Wednesday, November 10, 2010

Fantasy Economics

running headlong into reality. Another excellent post from Barbara O'Brien, based on this article by Michael Lind. From Lind:

Neither Jeffersonian populists nor libertarian ideologues have the slightest clue about how to run a complex technological society in the 21st century. Why should they? Jeffersonianism is a program for a primitive society of small farmers of a kind that no longer exists anywhere. At least, once upon a time, there were genuine Jeffersonian agrarian societies in the real world. There has never been a libertarian country and there never will be, because the maximum of government authority allowed by libertarian theory is well below the minimum required by a functioning community.

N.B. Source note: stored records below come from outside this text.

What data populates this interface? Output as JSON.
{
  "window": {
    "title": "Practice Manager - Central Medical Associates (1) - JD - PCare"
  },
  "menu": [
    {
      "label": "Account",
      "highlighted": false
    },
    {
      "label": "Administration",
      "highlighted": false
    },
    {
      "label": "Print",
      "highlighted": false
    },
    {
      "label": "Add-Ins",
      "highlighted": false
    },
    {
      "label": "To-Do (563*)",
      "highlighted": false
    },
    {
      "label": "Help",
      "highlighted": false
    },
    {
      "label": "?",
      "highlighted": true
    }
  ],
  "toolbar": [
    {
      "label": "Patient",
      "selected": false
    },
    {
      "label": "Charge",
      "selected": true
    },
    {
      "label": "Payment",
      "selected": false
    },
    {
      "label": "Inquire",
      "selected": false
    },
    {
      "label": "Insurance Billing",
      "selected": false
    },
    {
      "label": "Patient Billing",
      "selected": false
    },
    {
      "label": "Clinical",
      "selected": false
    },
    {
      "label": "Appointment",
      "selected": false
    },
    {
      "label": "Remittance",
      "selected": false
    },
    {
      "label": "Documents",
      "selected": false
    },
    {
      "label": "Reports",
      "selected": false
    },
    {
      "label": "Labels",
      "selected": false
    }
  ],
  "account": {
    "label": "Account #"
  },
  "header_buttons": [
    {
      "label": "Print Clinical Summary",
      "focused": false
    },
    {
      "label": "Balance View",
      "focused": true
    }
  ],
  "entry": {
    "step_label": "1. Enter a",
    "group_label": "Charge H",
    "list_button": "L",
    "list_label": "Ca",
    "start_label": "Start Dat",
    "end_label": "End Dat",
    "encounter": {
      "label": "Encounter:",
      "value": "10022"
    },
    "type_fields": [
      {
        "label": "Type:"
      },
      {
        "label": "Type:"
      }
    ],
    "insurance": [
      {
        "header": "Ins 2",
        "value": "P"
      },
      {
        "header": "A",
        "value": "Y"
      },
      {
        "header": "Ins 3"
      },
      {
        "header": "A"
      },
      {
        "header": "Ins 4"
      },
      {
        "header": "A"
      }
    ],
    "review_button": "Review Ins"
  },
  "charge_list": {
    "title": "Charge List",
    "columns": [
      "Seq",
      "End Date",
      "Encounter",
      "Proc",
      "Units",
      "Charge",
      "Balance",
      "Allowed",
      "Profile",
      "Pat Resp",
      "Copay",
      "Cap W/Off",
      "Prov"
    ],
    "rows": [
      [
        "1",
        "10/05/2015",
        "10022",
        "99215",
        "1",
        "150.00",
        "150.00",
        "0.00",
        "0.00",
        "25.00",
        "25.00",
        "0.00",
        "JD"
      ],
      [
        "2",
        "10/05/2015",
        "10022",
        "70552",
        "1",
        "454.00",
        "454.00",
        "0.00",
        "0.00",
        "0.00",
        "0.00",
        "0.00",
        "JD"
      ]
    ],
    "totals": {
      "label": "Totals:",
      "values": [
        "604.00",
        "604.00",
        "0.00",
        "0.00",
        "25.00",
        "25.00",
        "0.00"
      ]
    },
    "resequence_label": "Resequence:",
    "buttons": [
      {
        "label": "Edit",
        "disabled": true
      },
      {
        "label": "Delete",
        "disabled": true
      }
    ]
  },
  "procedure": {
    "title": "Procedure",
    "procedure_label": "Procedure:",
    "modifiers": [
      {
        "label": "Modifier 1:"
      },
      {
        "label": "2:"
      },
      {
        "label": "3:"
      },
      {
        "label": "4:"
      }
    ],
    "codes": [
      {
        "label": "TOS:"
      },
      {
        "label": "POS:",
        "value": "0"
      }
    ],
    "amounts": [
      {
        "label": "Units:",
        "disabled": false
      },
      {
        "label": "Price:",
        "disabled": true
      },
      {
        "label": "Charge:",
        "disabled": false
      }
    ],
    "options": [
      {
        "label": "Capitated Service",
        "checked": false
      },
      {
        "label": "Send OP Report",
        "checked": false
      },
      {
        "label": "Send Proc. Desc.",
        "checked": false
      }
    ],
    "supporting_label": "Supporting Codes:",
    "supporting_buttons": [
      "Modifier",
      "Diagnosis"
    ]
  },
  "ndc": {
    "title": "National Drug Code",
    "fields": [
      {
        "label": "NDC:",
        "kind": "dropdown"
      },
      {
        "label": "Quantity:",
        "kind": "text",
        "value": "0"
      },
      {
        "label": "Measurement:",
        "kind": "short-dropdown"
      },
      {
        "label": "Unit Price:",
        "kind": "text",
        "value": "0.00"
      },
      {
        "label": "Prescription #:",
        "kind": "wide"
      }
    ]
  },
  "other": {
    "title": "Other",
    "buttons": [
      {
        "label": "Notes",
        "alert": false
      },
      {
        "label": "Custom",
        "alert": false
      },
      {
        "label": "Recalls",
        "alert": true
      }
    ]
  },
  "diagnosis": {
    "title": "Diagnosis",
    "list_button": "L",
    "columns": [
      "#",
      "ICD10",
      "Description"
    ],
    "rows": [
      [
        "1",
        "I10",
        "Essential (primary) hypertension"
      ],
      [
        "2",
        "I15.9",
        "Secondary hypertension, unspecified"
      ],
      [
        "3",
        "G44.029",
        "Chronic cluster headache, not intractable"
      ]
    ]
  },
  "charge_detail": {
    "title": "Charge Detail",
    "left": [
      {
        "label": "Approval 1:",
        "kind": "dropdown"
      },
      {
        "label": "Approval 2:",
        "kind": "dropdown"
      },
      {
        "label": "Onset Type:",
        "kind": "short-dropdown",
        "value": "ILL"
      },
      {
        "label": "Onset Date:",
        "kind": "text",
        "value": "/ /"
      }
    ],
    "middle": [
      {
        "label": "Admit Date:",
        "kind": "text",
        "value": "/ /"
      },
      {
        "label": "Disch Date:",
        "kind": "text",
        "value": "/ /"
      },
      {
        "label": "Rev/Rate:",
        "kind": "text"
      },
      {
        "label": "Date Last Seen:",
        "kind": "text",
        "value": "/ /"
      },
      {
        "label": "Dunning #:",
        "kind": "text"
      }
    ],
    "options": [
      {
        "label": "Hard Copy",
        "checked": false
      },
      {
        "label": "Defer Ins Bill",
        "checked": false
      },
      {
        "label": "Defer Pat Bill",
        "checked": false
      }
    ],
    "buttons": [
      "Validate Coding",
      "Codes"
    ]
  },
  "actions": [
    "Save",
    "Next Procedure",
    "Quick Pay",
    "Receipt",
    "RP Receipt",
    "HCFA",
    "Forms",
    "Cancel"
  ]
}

I don't think I've ever seen a libertarian ask one simple question: Why do we have societies? (Randians, of course, if they think about it at all, think in terms of alpha males with no responsibility to anyone else. Even hyenas recognize the interdependence of the members of the pack.) How much government is necessary is way down the list of questions to be asked. But, now that I think on it, libertarians -- and conservatives, such as they are these days -- aren't much for asking questions.

And from O'Brien:

And it also sorta kinda goes with the last post, which points out that guys like Rand Paul, who thump their chests and declare they are going to take an axe to the federal budget, often have no clue what government does. In addition, in Paul’s case, he has no personal experience working within a large organization to provide a product or service, yet he deems himself qualified to go to Washington and decide which civil service jobs are necessary and which are not.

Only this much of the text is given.